Quand je vois une scène d'action où un personnage prends un coup en pleine face et n'a aucune marque je trouve qu'on rate l'essentiel de la scène et qu'on donne une fausse version d'un évènement. A chaque fois que Frank va se battre, il en ressort avec des blessures et ça signifie que ça lui coûte de se battre et qu'à chaque combat, émotionnellement, Frank perd une partie de soi en plus.

Jon Bernthal : Je suis assez d'accord avec ça. Je pense qu'il ne faut pas qu'on mette des limites juste pour en mettre. C'est une série violente et très sombre et le spectateur est conscient de ça.
Nous sommes quasiment sur un format d'un film de 30 heures sur Netflix et nous avons la permission et surtout la liberté de faire ce qu'on veut, donc je pense que ça ne sert à rien de se fixer des limites. Le but au contraire, c'est de les repousser encore plus loin à chaque scène. Quitte à ce que le spectateur ne soit pas d'accord avec le personnage et qu'il ne l'aime plus, plutôt que de justifier à chaque scène pourquoi autant de violence.
C'est important que le spectateur doute de Frank car lui-même à des doutes sur lui et c'est ce qui le rend si intéressant. Ce n'est pas juste le méchant héros, c'est bien plus. Et c'est intéressant à la fin, après avoir perdu le spectateur, de lui fournir l'explication, pas comme une excuse mais pour qu'il comprenne pourquoi il fait ce qu'il fait.
Cette explication, Frank se la donne à lui-même aussi pour comprendre ses actes et c'est ça qui est intéressant. Le spectateur cesse d'apprécier Frank en même temps que Frank lui-même, et le retrouve quand lui se retrouve.
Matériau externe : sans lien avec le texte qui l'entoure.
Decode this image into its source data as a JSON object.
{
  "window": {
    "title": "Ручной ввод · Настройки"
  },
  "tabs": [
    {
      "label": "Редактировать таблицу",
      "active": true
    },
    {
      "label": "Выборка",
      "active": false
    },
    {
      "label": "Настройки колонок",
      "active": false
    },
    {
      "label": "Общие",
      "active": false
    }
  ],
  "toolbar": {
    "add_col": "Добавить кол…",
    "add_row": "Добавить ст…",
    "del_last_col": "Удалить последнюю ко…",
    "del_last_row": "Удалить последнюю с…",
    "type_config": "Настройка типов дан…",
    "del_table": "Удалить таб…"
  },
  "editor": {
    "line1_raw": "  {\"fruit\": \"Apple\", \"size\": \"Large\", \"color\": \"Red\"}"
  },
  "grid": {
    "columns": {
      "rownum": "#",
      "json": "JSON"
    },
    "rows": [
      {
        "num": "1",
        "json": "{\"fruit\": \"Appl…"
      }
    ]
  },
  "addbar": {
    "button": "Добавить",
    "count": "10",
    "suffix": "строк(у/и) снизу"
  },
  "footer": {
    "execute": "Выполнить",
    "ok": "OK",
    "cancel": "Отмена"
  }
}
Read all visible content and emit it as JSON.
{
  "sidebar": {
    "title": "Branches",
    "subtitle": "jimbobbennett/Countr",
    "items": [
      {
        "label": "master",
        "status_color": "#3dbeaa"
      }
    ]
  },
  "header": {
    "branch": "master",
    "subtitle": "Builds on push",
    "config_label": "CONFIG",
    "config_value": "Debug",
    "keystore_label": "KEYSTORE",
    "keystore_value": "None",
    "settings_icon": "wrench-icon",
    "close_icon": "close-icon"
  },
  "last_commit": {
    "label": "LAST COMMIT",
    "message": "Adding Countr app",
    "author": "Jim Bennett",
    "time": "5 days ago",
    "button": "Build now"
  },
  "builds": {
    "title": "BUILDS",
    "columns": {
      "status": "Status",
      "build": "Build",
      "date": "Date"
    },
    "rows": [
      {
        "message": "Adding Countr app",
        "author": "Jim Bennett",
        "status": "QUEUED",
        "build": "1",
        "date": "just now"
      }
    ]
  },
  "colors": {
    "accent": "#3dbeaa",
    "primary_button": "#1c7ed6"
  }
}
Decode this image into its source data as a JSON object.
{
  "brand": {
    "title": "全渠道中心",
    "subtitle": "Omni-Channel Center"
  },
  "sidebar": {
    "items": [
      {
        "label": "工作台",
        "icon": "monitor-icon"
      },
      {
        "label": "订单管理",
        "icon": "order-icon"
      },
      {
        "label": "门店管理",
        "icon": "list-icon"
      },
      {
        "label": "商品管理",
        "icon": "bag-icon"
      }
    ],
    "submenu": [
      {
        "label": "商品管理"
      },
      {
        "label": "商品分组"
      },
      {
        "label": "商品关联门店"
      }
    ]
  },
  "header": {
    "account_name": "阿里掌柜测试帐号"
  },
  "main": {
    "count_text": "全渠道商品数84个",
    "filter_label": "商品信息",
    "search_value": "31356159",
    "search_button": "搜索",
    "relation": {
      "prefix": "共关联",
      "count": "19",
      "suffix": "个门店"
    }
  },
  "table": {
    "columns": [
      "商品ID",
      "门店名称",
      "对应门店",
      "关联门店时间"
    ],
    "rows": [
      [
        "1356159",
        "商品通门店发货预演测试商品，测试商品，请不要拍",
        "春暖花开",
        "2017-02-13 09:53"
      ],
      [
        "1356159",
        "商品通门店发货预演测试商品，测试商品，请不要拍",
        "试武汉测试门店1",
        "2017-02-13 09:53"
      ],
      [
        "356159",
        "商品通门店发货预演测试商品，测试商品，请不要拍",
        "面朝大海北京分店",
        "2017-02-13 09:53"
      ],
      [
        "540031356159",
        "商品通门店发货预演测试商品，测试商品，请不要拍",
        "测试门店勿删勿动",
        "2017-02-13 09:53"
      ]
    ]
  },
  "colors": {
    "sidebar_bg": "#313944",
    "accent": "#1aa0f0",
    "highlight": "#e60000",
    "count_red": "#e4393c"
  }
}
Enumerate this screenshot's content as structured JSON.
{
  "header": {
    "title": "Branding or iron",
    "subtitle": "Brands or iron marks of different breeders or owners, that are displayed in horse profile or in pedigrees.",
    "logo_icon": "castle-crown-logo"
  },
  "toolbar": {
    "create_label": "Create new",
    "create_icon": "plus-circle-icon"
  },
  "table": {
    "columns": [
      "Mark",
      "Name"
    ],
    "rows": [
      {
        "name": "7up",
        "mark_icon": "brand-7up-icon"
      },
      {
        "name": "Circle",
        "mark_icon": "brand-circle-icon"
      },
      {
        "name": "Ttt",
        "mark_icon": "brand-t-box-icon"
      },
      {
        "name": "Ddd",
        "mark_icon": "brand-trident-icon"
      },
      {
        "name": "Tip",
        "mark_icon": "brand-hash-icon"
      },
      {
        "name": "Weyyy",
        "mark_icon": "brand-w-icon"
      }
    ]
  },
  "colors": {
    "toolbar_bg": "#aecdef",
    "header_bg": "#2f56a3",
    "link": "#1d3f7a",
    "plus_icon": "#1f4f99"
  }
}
Au début Frank veut sa revanche par le meurtre. Finalement quand il a enfin l'occasion de se venger, il le laisse vivre. C'est un immense progrès pour lui de se venger tout en laissant vivre.
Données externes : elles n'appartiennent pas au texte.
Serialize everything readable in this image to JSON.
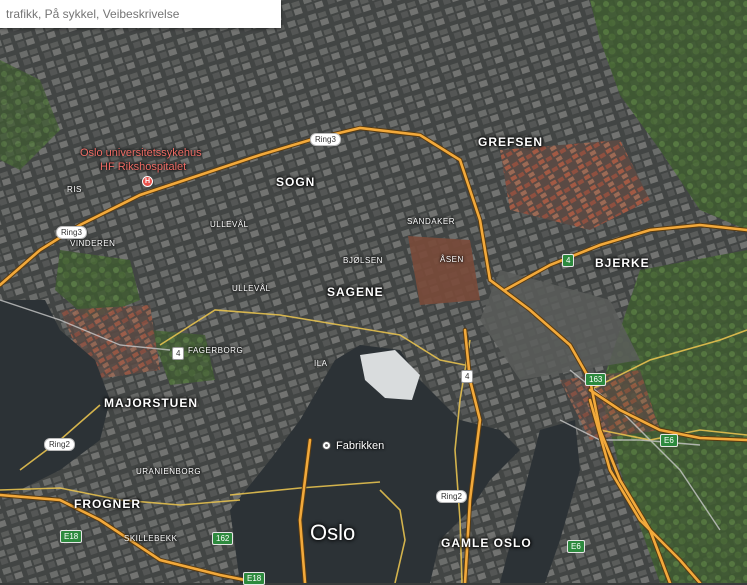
{
  "search": {
    "placeholder": "trafikk, På sykkel, Veibeskrivelse"
  },
  "colors": {
    "water": "#2c3236",
    "road_major": "#f2a93b",
    "road_minor": "#e6c14f",
    "land_dark": "#3b3e3d",
    "land_green": "#4f6b3a",
    "roofs": "#a35a44",
    "city_marker": "#ef6c65"
  },
  "map": {
    "city": "Oslo",
    "hospital": {
      "line1": "Oslo universitetssykehus",
      "line2": "HF Rikshospitalet",
      "icon": "hospital-icon"
    },
    "poi": {
      "name": "Fabrikken",
      "icon": "place-pin-icon"
    },
    "districts": {
      "grefsen": "GREFSEN",
      "sogn": "SOGN",
      "bjerke": "BJERKE",
      "sagene": "SAGENE",
      "majorstuen": "MAJORSTUEN",
      "frogner": "FROGNER",
      "gamle_oslo": "GAMLE OSLO"
    },
    "streets": {
      "ris": "RIS",
      "vinderen": "VINDEREN",
      "ullevaal_1": "ULLEVÅL",
      "ullevaal_2": "ULLEVÅL",
      "sandaker": "SANDAKER",
      "bjolsen": "BJØLSEN",
      "asen": "ÅSEN",
      "fagerborg": "FAGERBORG",
      "ila": "ILA",
      "uranienborg": "URANIENBORG",
      "skillebekk": "SKILLEBEKK"
    },
    "shields": {
      "ring3_a": "Ring3",
      "ring3_b": "Ring3",
      "ring2_a": "Ring2",
      "ring2_b": "Ring2",
      "r4_a": "4",
      "r4_b": "4",
      "r163": "163",
      "e6_a": "E6",
      "e6_b": "E6",
      "e18_a": "E18",
      "e18_b": "E18",
      "r162": "162"
    }
  }
}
Jon Bernthal : C'est une manière de voir les choses... mais je pense plutôt que Frank cherche à lui faire subir ce qu'il y aurait de plus douloureux pour lui. Il inflige la plus grosse souffrance possible à Bill et ensuite le laisse vivre pour qu'il comprenne comment lui à du vivre et ce que ça peut faire de vivre comme ça.

Avez-vous lu les comics et en avez-vous un préféré ?

Steve Lightfoot : J'adore Punisher Max de Garth Ennis mais il y en a eu tant d'autres et beaucoup de très bons !

Je trouve que la série parle très discrètement du problème de régulation des armes à feu aux USA et de tout ce que cela englobe. Est-ce que vous vouliez que l'audience fasse un choix ?

Steve Lightfoot : Je suis très content que vous ayez remarqué ça car c'était le but en effet, d’amener les gens à réfléchir sur la question. Mais non nous ne voulons pas donner notre avis sur la question. Le but de la fiction c'est justement d'amener les gens à réfléchir et à parler entre eux d'un sujet aussi important que celui-ci mais sûrement pas de leur indiquer la marche à suivre. Le but est plutôt de poser une question que d'y répondre. 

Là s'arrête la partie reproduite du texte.